Twenty major studios requested user information for six Redditors who mentioned piracy on the forum in 2011 and 2018. On July 29, a California judge ruled that Reddit does not have to provide identifying information on the members and dismissed the subpoena.
“The issue is whether that discovery is permissible despite the users’ right to speak anonymously under the First Amendment,” said U.S. Magistrate Judge Laurel Beeler. “The court denies the motion because the plaintiffs have not demonstrated a compelling need for the discovery that outweighs the users’ First Amendment right to anonymous speech.”
Reddit is entangled in an ongoing lawsuit the studios brought against Grande Communications Networks, an internet provider being sued over concerns customers are using its network for illegal IPTV streaming. The service, now known as Astound Broadband, is accused of ignoring torrents on its network despite 5,000 requests from studios to shutter illegal access. The company provided 118 of 125 IP addresses in May, most of which refused to respond before the August 7 deadline for collecting expert reports.

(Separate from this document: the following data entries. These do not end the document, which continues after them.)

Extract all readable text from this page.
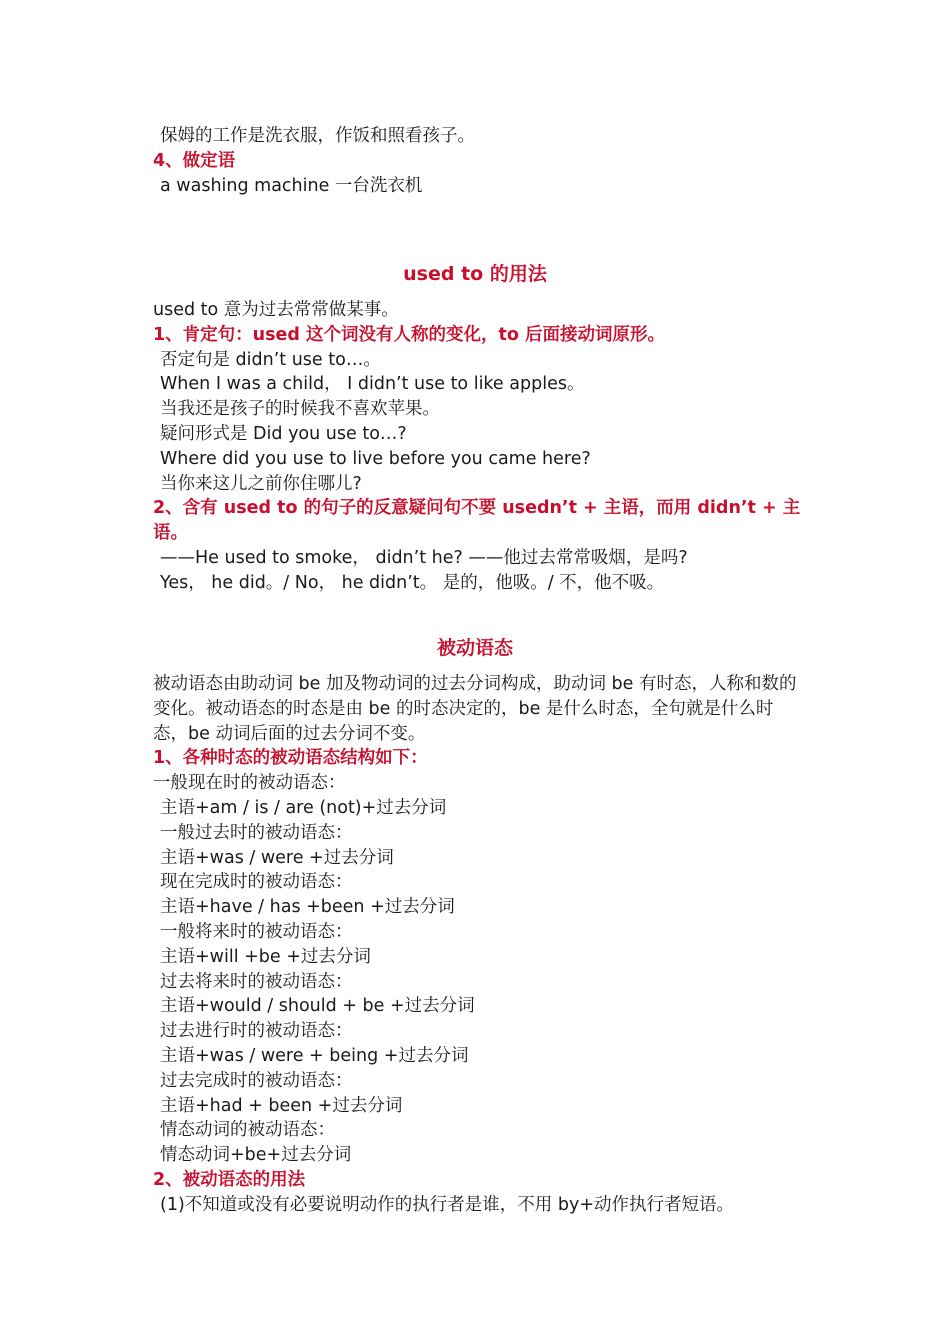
保姆的工作是洗衣服，作饭和照看孩子。
4、做定语
a washing machine 一台洗衣机
used to 的用法
used to 意为过去常常做某事。
1、肯定句：used 这个词没有人称的变化，to 后面接动词原形。
否定句是 didn’t use to…。
When I was a child， I didn’t use to like apples。
当我还是孩子的时候我不喜欢苹果。
疑问形式是 Did you use to…?
Where did you use to live before you came here?
当你来这儿之前你住哪儿?
2、含有 used to 的句子的反意疑问句不要 usedn’t + 主语，而用 didn’t + 主语。
——He used to smoke， didn’t he? ——他过去常常吸烟，是吗?
Yes， he did。/ No， he didn’t。 是的，他吸。/ 不，他不吸。
被动语态
被动语态由助动词 be 加及物动词的过去分词构成，助动词 be 有时态，人称和数的变化。被动语态的时态是由 be 的时态决定的，be 是什么时态，全句就是什么时态，be 动词后面的过去分词不变。
1、各种时态的被动语态结构如下：
一般现在时的被动语态：
主语+am / is / are (not)+过去分词
一般过去时的被动语态：
主语+was / were +过去分词
现在完成时的被动语态：
主语+have / has +been +过去分词
一般将来时的被动语态：
主语+will +be +过去分词
过去将来时的被动语态：
主语+would / should + be +过去分词
过去进行时的被动语态：
主语+was / were + being +过去分词
过去完成时的被动语态：
主语+had + been +过去分词
情态动词的被动语态：
情态动词+be+过去分词
2、被动语态的用法
(1)不知道或没有必要说明动作的执行者是谁，不用 by+动作执行者短语。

To strengthen the studios’ case, they subpoenaed Reddit to provide the names and IP addresses of six accounts that mentioned pirating content. The members commented they had no issues maxing out data caps or difficulties using torrents to access illegal IPTV streams on Grande Communications’ network.
Reddit declined, saying, “There is no need for the discovery that outweighs the users’ First Amendment right to speak anonymously online.”
This marks the second time this year Reddit has successfully protected the privacy of its users. In April, Judge Beeler dismissed another subpoena from studios citing first amendment protections after the platform declined to hand over eight users’ names and IP addresses.